Sold in Belmont: It’s What’s Inside the Bungalow That Counts; Watch the Oak (Ave) Fall

A weekly recap of residential properties bought in the past seven days in the “Town of Homes.”

45 Choate Rd. #1. Townhouse condominium (1938), Sold for: $590,000. Listed at $629,000. Living area: 1,644 sq.-ft. 8 rooms, 3 bedrooms, 1.5 baths. On the market: 210 days.

2 Dalton Rd. #2. Ground-floor condominium (1920), Sold for: $465,000. Listed at $549,000. Living area: 1,290 sq.-ft. 6 rooms, 2 bedrooms, 1 baths. On the market: 132 days.

93 Walnut St. Framed bungalow (1920), Sold for: $695,750. Listed at $699,900. Living area: 1,757 sq.-ft. 7 rooms, 3 bedrooms, 2 baths. On the market: 75 days.

65 Oak Ave. Two-family (1913), Sold for: $895,000. Listed at $1,075,000. Living area: 2,976 sq.-ft. 12 rooms, 4 bedrooms, 2  baths. On the market: 133 days.

124 Sycamore St. #1. Ground-floor condominium (1900), Sold for: $410,000. Listed at $385,000. Living area: 996 sq.-ft. 5 rooms, 1 bedrooms, 1 baths. On the market: 70 days.

When I think bungalow, I remember the northern neighborhoods of Atlanta where this wonderfully regional example of  residential architecture inhabits. These low-hanging homes, with their porches and woodsy appearance, just screams of someone reading “Gone with the Wind” barefoot on a swinging couch with a glass of Bourbon sitting on the floor as twilight nears.

The house at 93 Walnut St. near PQ park isn’t so romantic. In fact, it appears a developer needed squeeze something less than a Colonial onto a small lot. In 1920, you could still order a bungalow – and East Asian phrase for “a house in the Bengal style” – from the Sears catalogue as they were still a quite popular example of the Arts and Crafts-style. So in it went.

What’s missing here is the prominent, deep front porch typical of the style (A great example of a first-class bungalow in Belmont is located at 72 Cushing Ave. c. 1905, completely renovated in 2007) because the house sits practically on the edge of the sidewalk. Where could you put it? Good-bye, Scarlett.

What it does have is a wonderful recess dormer pointing to a loft space on the second floor.

And it is the interior that reveals the strengths and attraction of this homes.
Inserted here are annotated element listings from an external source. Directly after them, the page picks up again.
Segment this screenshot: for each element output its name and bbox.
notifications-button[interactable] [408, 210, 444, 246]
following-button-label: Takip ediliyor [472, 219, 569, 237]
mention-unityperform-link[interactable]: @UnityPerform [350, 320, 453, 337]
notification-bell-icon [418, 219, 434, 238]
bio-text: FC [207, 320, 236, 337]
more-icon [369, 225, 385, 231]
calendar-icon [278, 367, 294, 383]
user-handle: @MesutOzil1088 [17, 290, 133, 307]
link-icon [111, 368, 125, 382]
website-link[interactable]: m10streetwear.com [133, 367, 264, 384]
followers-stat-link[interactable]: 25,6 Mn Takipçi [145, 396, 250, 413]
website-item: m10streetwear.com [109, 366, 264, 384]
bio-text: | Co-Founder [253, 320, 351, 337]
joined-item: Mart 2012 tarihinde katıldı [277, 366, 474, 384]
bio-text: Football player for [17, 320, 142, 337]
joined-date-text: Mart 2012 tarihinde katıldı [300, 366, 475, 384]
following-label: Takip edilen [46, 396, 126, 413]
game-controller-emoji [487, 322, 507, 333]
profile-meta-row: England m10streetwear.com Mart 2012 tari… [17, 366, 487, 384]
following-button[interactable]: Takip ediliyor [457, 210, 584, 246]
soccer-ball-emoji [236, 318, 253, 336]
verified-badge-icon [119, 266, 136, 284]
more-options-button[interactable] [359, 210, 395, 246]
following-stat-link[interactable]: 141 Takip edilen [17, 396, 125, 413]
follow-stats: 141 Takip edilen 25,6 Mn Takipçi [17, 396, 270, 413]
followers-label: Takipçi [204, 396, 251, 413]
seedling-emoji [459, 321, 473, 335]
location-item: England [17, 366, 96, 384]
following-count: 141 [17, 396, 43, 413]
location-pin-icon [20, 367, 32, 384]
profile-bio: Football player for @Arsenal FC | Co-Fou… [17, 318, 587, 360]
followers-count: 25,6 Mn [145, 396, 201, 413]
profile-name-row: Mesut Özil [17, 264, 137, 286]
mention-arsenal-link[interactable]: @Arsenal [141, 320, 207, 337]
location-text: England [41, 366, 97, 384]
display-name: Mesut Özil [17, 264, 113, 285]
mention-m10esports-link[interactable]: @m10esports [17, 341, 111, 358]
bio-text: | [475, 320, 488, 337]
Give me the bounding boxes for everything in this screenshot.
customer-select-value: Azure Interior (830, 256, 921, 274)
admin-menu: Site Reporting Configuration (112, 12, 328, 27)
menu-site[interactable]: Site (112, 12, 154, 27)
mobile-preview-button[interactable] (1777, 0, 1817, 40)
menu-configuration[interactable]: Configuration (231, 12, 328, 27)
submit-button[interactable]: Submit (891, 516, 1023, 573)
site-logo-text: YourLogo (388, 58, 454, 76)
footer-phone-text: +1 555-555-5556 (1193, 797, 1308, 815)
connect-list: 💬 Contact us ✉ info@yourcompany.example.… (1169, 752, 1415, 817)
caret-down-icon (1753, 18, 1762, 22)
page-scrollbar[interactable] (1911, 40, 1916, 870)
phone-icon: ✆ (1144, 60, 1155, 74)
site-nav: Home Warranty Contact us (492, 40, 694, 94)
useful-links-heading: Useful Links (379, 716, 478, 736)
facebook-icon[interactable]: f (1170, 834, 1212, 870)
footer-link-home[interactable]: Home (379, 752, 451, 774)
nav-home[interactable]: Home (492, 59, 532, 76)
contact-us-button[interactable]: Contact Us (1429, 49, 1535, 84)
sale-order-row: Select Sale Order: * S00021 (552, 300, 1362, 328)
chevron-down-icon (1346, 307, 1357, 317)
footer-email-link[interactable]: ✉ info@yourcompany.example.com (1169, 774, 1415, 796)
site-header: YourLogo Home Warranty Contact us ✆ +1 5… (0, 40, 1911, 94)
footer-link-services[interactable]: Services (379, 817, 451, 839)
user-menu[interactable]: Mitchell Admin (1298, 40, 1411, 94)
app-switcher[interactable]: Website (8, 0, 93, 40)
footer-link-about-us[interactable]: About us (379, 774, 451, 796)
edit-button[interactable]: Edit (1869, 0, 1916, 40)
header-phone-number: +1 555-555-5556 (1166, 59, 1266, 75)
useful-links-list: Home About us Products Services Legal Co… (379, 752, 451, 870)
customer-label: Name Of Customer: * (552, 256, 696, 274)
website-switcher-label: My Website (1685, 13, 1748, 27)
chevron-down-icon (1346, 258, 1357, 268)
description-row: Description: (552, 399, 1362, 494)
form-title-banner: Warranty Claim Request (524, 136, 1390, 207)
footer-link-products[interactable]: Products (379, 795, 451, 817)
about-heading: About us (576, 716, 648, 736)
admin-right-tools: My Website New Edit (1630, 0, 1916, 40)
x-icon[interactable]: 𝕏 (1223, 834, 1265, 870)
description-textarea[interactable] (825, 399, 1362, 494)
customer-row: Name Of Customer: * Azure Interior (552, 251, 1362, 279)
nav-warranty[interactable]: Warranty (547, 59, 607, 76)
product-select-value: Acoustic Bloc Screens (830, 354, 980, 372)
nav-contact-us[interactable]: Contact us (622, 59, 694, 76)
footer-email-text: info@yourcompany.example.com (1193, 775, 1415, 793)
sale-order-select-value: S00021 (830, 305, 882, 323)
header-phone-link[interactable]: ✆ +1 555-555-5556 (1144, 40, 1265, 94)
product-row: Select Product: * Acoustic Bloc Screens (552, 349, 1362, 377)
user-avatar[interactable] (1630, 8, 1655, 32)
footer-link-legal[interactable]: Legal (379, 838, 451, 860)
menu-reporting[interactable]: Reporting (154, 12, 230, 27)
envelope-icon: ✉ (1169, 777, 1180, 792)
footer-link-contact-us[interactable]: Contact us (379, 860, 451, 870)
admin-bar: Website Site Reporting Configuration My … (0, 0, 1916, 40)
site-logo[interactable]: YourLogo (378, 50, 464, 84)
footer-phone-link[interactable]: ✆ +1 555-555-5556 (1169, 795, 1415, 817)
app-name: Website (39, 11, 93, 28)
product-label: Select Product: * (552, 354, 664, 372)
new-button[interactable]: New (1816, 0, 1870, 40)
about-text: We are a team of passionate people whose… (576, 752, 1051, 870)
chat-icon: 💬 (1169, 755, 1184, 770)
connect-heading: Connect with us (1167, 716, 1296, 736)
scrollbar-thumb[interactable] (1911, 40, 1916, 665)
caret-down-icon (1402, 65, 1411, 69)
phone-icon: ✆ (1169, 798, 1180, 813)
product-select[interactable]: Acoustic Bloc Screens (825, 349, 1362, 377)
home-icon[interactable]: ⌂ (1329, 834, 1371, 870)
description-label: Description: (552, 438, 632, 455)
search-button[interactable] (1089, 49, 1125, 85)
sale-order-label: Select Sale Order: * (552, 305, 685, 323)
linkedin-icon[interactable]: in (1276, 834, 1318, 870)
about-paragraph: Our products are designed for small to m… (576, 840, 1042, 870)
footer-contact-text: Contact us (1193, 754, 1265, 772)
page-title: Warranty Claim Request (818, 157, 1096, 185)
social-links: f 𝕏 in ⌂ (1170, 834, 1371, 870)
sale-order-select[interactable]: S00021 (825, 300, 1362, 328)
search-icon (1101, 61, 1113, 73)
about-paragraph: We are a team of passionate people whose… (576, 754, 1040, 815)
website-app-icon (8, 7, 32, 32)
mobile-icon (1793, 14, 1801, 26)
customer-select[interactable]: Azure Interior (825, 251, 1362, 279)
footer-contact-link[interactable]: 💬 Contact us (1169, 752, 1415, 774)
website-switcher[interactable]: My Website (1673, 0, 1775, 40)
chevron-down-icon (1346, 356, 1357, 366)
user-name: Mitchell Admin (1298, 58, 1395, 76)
The interesting architectural features go on and on: the pair of columns leading into the “parlor” to delineate common from family space, wooden floors, period molding, a great fire place with a hardwood mantelpiece, built-in hutch and storage and the smart use of space on the second floor.  There are some modern turns – the kitchen now has granite tops (shutter!) and the second bathroom has one of those “shower stalls,” so you can be reminded your at the gym.

OK, it’s not what goes for an “average” sized house in town, but it’s quite cosy if you are starting a family and want a first house. All-in-all, a wonderful house.

• • •

If the residential two-family at 65 Oak Ave. just off Trapelo Avenue was being sold on “The Price Is Right,” host Drew Carey wouldn’t have to worry about disqualifying either of the contestants for bidding too much for the property as it appears only two people in the world, the seller and their salesperson, believe the house is valued at more than a million dollars.

Not saying the house isn’t nice; it’s a great late-period Victorian (so it has high ceilings) with a new paint job, new windows and roof along with surviving architectural details such as built-in cabinets and old-fashioned molding. But a million dollars for it?

So when the seller listed the price of the house in the seven figures, they neglected hearing the marketplace yelling “TIMBER!” Here is the grizzly fall of the Oak:

Original List Price:

Sept. 4: $1,075,000

Sept.10: $995,000

Oct. 1: $975,000

Oct. 14: $955,000

Nov. 14: $925,000

Jan. 15: $895,000

A $200,000 plunge from list to actual sales price in just over four months. Ouch.